"Metanoia"
Trias Kuncahyono ; Penulis kolom “Kredensial” Kompas Minggu
|
KOMPAS,
04 Oktober 2015
Suatu hari di Toronto, Kanada,
penerima Nobel Perdamaian 1983, Uskup Agung Desmon Tutu, berpidato: "Jika Anda bertanya kepada para
mahasiswa Afrika Selatan, bahkan mahasiswa yang paling sederhana sekalipun,
apakah yang mereka pikirkan tentang peristiwa yang terjadi beberapa tahun
silam di Afrika Selatan? Hampir semuanya akan mengatakan, malapetaka yang
menakutkan akan menimpa kami. Kami akan disapu bersih oleh bencana
berdarah-darah."
"Tetapi,
semua itu tidak terjadi. Pada 27 April 1994, mata dunia memandang kami dengan
penuh ketakjuban ketika melihat semua orang berbagai macam ras berbaris
mengular menuju tempat pemungutan suara. Dan kemudian, dunia semakin
terheran-heran, tak mampu berbicara ketika menyaksikan Nelson Mandela, pada
10 Mei 1994, dilantik menjadi Presiden Afrika Selatan. Ini sebuah mukjizat:
transisi damai dari ketidakadilan dan penindasan ke kebebasan dan
demokrasi."
Nelson Mandela yang selama 27
tahun dipenjara, diperlakukan sangat tidak manusiawi; orang kulit hitam
Afrika Selatan yang bertahun-tahun hidup dalam sangkar rasialisme
ketidakadilan, penindasan, dan juga perlakuan tidak manusiawi oleh orang
kulit putih; mampu meretas belenggu balas dendam, membuang jauh-jauh rasa
kebencian, dan membuka hati mereka untuk memaafkan. "Nelson Mandela
dikenang sebagai ikon rekonsiliasi dan pemaaf, orang yang sangat luhur
budinya," kata Desmon Tutu.
Keteguhan hati Mandela dalam
penjara-khususnya selama bertahun-tahun dalam penjara di Robben Island, bekas
tempat pembuangan penderita kusta, sikap tanpa putus harapan dalam perjuangan
amat panjang menentang diskriminasi, ketegarannya menolak kompromi dan
gratifikasi, kebesaran hatinya mengatasi dendam dan memaafkan orang yang
telah menghukumnya dengan sewenang-wenang-semua itu merupakan kombinasi
keyakinan dan kekuatan moral yang membuat seluruh dunia tercengang.

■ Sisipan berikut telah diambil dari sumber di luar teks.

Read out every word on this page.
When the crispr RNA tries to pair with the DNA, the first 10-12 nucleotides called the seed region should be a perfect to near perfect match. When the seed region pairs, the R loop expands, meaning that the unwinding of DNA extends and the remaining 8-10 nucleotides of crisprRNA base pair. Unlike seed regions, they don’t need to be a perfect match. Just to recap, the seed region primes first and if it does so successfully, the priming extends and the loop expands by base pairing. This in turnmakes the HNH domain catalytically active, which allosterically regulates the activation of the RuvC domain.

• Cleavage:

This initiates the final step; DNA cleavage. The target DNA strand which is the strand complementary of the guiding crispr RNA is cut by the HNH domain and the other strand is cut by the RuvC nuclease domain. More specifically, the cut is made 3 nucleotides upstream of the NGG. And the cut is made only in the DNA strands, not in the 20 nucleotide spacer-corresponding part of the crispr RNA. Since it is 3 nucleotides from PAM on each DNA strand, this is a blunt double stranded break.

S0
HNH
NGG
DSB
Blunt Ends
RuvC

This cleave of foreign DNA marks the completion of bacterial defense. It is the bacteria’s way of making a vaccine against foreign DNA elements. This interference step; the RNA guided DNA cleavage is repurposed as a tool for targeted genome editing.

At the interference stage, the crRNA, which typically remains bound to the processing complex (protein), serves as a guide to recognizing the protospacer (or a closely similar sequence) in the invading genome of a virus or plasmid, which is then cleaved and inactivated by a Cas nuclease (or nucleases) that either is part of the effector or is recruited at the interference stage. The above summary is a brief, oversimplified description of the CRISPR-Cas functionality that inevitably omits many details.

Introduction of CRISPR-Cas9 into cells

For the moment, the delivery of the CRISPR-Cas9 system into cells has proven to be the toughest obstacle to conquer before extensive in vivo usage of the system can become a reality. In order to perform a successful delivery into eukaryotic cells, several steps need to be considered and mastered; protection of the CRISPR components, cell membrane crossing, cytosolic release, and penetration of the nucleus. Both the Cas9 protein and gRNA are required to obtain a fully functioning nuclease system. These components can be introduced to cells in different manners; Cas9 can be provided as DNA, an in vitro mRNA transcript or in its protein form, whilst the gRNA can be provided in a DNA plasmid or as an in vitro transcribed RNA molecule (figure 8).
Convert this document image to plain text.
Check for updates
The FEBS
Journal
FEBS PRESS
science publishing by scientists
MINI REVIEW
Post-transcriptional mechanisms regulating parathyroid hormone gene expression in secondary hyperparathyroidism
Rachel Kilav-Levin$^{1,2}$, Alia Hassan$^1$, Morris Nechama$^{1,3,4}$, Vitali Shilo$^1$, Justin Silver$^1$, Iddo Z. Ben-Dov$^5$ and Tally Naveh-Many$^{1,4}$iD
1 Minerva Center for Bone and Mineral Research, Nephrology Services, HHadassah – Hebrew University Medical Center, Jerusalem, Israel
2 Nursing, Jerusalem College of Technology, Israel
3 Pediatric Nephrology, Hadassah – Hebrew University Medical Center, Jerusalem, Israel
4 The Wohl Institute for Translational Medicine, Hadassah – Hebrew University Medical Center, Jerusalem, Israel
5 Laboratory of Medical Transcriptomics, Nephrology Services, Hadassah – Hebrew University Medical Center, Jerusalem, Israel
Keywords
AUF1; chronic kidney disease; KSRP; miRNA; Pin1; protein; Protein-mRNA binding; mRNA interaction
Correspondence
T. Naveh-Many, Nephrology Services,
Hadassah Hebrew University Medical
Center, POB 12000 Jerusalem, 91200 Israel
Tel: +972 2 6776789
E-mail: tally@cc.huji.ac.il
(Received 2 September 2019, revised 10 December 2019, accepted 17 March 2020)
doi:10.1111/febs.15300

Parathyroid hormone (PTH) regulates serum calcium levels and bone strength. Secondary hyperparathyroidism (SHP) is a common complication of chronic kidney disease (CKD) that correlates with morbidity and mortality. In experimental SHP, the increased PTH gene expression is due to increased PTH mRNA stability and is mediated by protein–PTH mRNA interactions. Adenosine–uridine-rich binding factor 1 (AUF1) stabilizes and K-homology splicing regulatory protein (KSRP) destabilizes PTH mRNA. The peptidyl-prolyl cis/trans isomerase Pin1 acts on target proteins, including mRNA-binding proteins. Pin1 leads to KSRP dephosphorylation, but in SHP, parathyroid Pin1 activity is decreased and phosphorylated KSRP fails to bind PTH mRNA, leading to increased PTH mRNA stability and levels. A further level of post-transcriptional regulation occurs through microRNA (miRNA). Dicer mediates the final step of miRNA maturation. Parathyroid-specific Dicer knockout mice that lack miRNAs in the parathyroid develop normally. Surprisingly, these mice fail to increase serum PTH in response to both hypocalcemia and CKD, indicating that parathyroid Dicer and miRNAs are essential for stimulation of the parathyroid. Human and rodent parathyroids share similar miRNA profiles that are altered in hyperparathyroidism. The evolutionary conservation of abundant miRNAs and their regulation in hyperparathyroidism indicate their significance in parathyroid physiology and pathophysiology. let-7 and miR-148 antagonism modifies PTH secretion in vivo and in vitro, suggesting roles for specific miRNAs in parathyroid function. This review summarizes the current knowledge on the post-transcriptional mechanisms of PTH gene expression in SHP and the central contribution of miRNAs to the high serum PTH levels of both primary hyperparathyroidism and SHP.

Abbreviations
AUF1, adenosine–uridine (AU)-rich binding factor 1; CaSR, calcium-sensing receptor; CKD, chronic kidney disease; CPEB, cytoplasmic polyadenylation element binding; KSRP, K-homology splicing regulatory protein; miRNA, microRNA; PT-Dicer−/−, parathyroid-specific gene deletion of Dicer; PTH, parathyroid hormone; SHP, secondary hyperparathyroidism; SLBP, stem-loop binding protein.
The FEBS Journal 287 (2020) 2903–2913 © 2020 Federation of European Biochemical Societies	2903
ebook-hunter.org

Itu cerita tentang Afrika Selatan.
Tidak mudah berjalan mengikuti jejak Afrika Selatan yang sudah menjadi
sejarah; sejarah peradaban bangsa, sejarah yang menunjukkan keluhuran budi
manusia. Seperti dikatakan Cicero (106-43 SM), filsuf Romawi Kuno, historia vitae magistra et testis
temporarum, sejarah itu guru kehidupan dan saksi dari zaman.
Maukah kita belajar dari sejarah,
entah itu sejarah bangsa kita sendiri ataupun bangsa lain? Kata Shimon Peres
(Star-up Nation-The Story of Israel's
Economic Miracles, 2011), orang lebih suka mengingat ketimbang
berimajinasi. Ingatan mengurusi hal-hal yang dikenal baik; sementara
imajinasi menyangkut hal-hal yang tidak dikenal. Imajinasi dapat menakutkan.
Imajinasi menuntut risiko meninggalkan hal yang telah dikenal.
Berimajinasi memaafkan mereka yang
bersalah dan dianggap bersalah, membutuhkan keberanian besar. Afrika Selatan
sudah melakukannya. Mereka tak hanya mengingat tragedi apartheid, bencana
kemanusiaan yang pernah mereka alami, tetapi juga berani berimajinasi
membangun sebuah negara, menjadi sebuah bangsa yang hidup berdampingan secara
damai, saling memaafkan, dan melangkah ke depan. Imajinasi itu diwujudkan.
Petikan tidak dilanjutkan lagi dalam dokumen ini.